ON İKİ YIL yaş farkıyla, iki ayrı İsa'nın, iki ayrı doğum hikayesini kendilerine göre anlatanlar, elbette SECEREYİ DE FARKLI KAYNAKLARDAN elde ederek, kitaplarına dahil etmiş olanlardır.

Kitap yazanlar, hiç Hz.İSA'yı yaşamamışlar ki. Onunla ilgili şeylere sahip çıkmış olabilsinler. Onlar göğüslerine içirilmiş olan kendilerine ait İSA'yı kaleme almışlardır. Kendi İSA'larını efsanelerle, Pagan inançları ile yoğurarak kutsal metin yazarlığı görevlerini yerine getirmişlerdir.    
"İsa kitap getirmedi onun yerine bizler Kutsal metinleri oluşturduk" diyenler, usta esinleme / görünüm yalancıları oldukları gibi, aynı zamanda kötü birer kopyacılarmış. İsa onunla tebliğlerini yaptı dedikleri, ellerindeki Eski Ahiti okuyamayan, ondan iyi kopya çekemeyen insanların, VAR DEDİKLERİ VAADLER HAKKINDAKİ SÖZLERİ NASIL DOĞRU OLABİLİR Kİ?

Luka..1/1-3 Sayın Teofilos, Birçok kişi aramızda olup bitenlerin tarihçesini yazmaya girişmiştir. Nitekim başlangıçtan beri bu olayların görgü tanığı ve Tanrı sözünün hizmetkarı olanlar bunları bize iletmişlerdir. Ben de tüm bu olayları ta başından özenle araştırmış biri olarak bunları sana sırasıyla yazmayı uygun gördüm.    
Özellikle Davut'tan sonra her biri bir başka tarafa çekerek listeler oluşturmuşlar. Bu nasıl olabilir? Bu kitaplar hani Tanrı esinlemesi idi. Bir harfi bile değişmemişti. Tüm bilgiler esinleme ile gelmişti. Oğul Tanrı bu iş için özel meleklerini ve kendisinin 1/3 ü olan Kutsal Ruh'u görevlendirmişti. O halde farklılıklar nereden kaynaklanıyor?

Kutsal metin yazarlarının bugünkü temsilcileri atalarını, üstadlarını savunma adına, yaldızın sıyrılmaması adına, kutsallık makyajının bozulmaması adına, kelin gözükmemesi adına diyorlar ki; Matta, Davuttan sonra geleneği sürdürerek baba soyunu devam ettirmiş, Luka ise "bir de bu soy ağacının anne tarafı var" diyerek ona göre listesini hazırlamış. "Ne denir? binlerce yıl önce, yaşayıp yaşamadığı belli olmayan insanların isimleri hakkında iddilarda bulunmak mümkün değil.

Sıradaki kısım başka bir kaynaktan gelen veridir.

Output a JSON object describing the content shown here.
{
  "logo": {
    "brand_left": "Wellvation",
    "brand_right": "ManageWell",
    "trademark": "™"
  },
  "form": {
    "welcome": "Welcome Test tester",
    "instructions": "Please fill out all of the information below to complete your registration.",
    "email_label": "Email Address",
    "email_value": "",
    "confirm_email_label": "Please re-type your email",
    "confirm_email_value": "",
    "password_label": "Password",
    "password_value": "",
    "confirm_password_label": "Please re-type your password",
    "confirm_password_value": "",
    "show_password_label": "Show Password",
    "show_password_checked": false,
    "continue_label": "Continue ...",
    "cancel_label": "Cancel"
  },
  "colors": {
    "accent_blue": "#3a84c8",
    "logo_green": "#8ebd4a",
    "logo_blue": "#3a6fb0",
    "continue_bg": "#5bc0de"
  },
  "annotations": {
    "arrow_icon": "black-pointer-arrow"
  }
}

HADİ BU AÇIKLAMAYI BİR TARAFA BIRAKALIM. İKİ AYRI İSA'NIN, DOĞUM HİKAYESİNİN ANLAMI NE? ARALARINDAKİ EN AZ 12 YIL FARK NEREDEN ÇIKIYOR?

Hıristiyanlık diye bir din kurulacağını tasavvur bile edemiyenler. İsa'nın mezarının yerini bilmeyenler, o tanrı diyerek taptıkları İsa öldükten sonra mezarına gidip "Rabbimi almışlar" dedirttikleri, Magdenalı Meryem'in, fahişe mi yoksa İsa'nın karısı olup olmadığına dolaysıyla İsa'nın evlenip evlenmediğine karar veremeyenler, İsa dirilidikten (onların iddiası) sonra kaç yıl yaşadığını yazamayanlar, İsa'nın çarmıhını ile mahkeme kayıtlarını bulamayanlar, Romalı yöneticilerin isimlerini karıştıranlar....vs birden bire hafızalarına kavuşuverip (ağ içindeki balık sayısını hatırladıkları gibi) İsa'nın hem anne hemde baba tarafının seceresini çıkartıveriyorlar. Hiçte inandırıcı değil elbette

İSA, Matta'ya göre; İmp. Augustos'un atamalı Yahudi Kral Hirodes'in zamanında, Luka'ya göre; yine, İmp. Augustos'un atadığı Vali Kirinius (Cyrenius) zamanında, Dünya'ya gelmiş.          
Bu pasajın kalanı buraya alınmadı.